Two men approached him from the car. They showed him their credentials and explained what they wanted.
"No!" Everett said. He tried on a laugh and it came out sounding incredulous, as if someone had just told him they were going to open Tashmore Beach for swimming this very afternoon.
"If you doubt we are who we say we are-"one of them began. This was Orville Jamieson, sometimes known as OJ, sometimes known as The Juice. He didn't mind dealing with this hick postman; he didn't mind anything as long as his orders didn't take him any closer than three miles to that hellish little girl.

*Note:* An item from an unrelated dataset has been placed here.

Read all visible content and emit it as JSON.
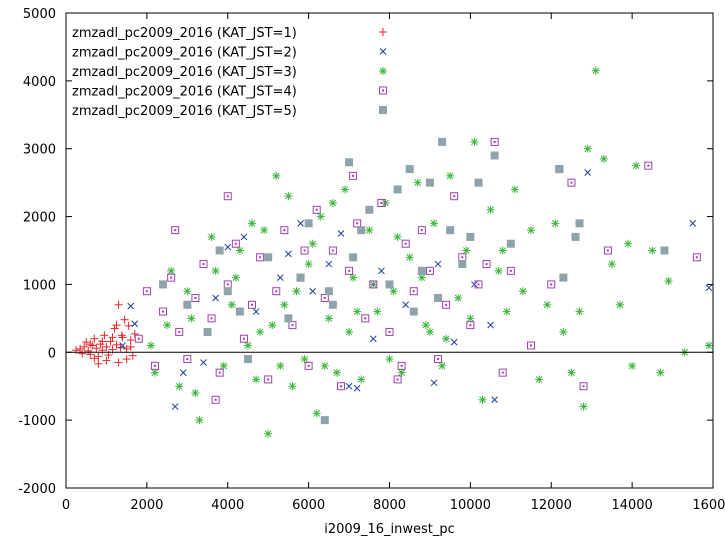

"No, it ain't that; it ain't that at all," Robert Everett said. He was scared, as scared as any man is when suddenly confronted with the force of the government, when gray enforcement bureaucracy suddenly takes on a real face, like something grim and solid swimming up out of a crystal ball. He was determined nonetheless. "But what I got here is the mail. The U.S. mail. You guys must understand that."
"This is a matter of national security," OJ said. After the fiasco in Hastings Glen, a protective corden had been thrown around the Manders place. The grounds and the remains of the house had got the fine-tooth-comb treatment. As a result, OJ had recovered The Windsucker, which now rested comfortably against the left side of his chest.
"You say so, but that ain't good enough," Everett said.
OJ unbuttoned his Carroll Reed parka so that Robert Everett could see The Windsucker. Everett's eyes widened, and OJ smiled a little. "'Now, you don't want me to pull this, do you?"
Everett couldn't believe this was happening. He tried one last time. "Do you guys know the penalty for robbing the U.S. mail? They put you in Leavenworth, Kansas, for that."
"You can clear it with your postmaster when you get back to Teller," the other man said, speaking for the first time. "Now let's quit this fucking around, okay? Give us the bag of out-of-town mail."
Everett gave him the small sack of mail from Bradford and Williams. They opened it right there on the road and sorted through it impersonally. Robert Everett felt anger and a kind of sick shame. What they were doing wasn't right, not even if it was the secrets of the nuclear bomb in there. Opening the U.S. mail by the side of the road wasn't right. Ludicrously, he found himself feeling about the same way he would have felt if a strange man had come barging into his house and pulled off his wife's clothes.
"You guys are going to hear about this," he said in a choked, scared voice. "You'll see."
"Here they are," the other fellow said to OJ. He handed him six letters, all addressed in the same careful hand. Robert Everett recognized them well enough. They had come from the box at the Bradford general store. OJ put the letters in his pocket and the two of them walked back to their Caprice, leaving the opened bag of mail on the road. "You guys are going to hear about this!" Everett cried in a shaking voice.
Without looking back, OJ said, "Speak to your postmaster before you speak to anyone else. If you want to keep your Postal Service pension, that is." They drove away. Everett watched them go, raging, scared, sick to his stomach. At last he picked up the mailbag and tossed it back into the truck. "Robbed," he said, surprised to find he was near tears. "Robbed, I been robbed, oh goddammit, I been robbed."